The station was opened soon after the connection of the Frankfurt–Offenbach railway to the Main-Neckar Railway running towards the Main-Weser station in Frankfurt. The junction entered into operation on 1 April 1876. At the same time a connecting curve was opened from the south towards Sachsenhausen and Offenbach. A year later, on 15 May 1877, a station was established here with a simple station building. The northern approach of the Main-Neckar Railway from Frankfurt to Louisa was moved further west between 1885 and 1888 as a result of the construction of the new Frankfurt main freight yard and the new Frankfurt Central Station (now called the Hauptbahnhof).

Passenger trains initially ran between Louisa station and Offenbach to provide connections with services on the Main-Neckar Railway. This service was discontinued in 1895. Subsequently, all passengers had to make this connection via the central station.

In 1997 lines S3 and S4 of the Rhine-Main S-Bahn were opened between Frankfurt Stresemannallee and Darmstadt Hauptbahnhof.

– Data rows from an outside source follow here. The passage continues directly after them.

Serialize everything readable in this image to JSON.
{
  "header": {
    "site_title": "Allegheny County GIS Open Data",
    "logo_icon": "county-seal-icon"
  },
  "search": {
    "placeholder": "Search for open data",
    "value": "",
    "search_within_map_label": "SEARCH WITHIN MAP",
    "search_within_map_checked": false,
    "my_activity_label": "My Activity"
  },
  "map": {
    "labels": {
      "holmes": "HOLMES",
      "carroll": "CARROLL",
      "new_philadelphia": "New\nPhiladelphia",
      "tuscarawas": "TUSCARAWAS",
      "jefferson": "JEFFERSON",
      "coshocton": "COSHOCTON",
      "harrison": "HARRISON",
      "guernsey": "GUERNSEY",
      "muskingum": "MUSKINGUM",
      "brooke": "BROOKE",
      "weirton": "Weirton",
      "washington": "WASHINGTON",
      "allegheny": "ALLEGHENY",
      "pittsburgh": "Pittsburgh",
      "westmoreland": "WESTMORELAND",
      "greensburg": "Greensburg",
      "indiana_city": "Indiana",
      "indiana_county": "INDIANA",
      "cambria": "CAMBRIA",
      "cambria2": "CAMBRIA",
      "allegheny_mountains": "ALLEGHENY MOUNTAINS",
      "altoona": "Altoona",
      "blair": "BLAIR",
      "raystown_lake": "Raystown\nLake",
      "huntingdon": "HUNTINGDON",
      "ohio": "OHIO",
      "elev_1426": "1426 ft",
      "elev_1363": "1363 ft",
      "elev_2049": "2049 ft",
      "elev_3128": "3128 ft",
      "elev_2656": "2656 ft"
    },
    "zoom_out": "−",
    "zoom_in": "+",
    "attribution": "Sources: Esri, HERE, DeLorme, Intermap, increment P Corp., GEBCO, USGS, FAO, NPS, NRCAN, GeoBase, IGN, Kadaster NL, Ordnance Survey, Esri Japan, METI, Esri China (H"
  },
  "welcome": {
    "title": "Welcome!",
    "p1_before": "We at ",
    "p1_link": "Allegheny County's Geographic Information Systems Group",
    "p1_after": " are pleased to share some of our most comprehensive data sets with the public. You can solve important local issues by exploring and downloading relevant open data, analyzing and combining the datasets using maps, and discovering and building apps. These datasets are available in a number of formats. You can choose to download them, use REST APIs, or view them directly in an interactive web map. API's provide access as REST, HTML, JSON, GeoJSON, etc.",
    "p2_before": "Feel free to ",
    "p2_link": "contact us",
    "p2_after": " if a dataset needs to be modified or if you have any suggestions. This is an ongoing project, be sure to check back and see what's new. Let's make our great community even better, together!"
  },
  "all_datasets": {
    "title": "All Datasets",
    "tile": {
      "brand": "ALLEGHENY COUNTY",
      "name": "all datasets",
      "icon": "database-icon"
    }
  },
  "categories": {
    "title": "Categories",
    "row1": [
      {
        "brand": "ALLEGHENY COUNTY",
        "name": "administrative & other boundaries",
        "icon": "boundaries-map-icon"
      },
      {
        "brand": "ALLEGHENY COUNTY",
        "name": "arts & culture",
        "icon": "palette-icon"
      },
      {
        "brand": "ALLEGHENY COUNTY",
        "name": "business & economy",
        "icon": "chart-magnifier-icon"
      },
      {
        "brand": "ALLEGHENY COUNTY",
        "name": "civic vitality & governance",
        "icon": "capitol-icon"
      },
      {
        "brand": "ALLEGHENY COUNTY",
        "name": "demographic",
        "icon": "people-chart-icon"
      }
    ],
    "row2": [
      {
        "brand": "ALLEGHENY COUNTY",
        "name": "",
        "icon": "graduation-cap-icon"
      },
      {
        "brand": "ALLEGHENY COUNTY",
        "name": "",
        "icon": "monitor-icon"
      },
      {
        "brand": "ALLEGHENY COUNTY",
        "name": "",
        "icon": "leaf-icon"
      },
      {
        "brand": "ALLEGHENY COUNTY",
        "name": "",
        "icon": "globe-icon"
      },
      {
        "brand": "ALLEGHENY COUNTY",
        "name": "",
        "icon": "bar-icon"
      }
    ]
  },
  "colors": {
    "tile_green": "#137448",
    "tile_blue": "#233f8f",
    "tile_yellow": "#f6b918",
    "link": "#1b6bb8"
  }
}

Other passenger services stopping at Frankfurt-Louisa were discontinued and the unused platforms were removed. In December 2024 the S-Bahn network was changed and the route to Darmstadt is now served by line S6.

==Origin of the name ==
The name Frankfurt-Louisa refers to the Louisa parcel station (Flurstück Louisa), which was immediately west of the current station. At the beginning of the 19th century the Frankfurt banker and diplomat Simon Moritz von Bethmann (1768–1828) acquired the land the parcel station was built on to create an English garden. After his marriage to Louise Friederike Boode in 1810, Bethmann named the park after his wife. The Bethmann family retained ownership of most of the Park Louisa until 1941. In the north-eastern corner of the site, about 200 metres to the north of the station, the existing Waldspielpark Louisa (Louisa forest playground) was established in 1954.

==Rail services==
The station is served by S-Bahn line S6, which stops at a central platform on the eastern side of the station area. The tracks used by freight, long-distance passenger and regional trains have no platforms. The four tracks of the Main-Neckar Railway and a connecting curve from the Main Railway run from the south into the station. From the north two tracks run from the Main-Neckar Bridge and three tracks from the connecting curve from Frankfurt South station.

Outside the station, Frankfurt-Louisa stop is served by tram lines 17 and 18.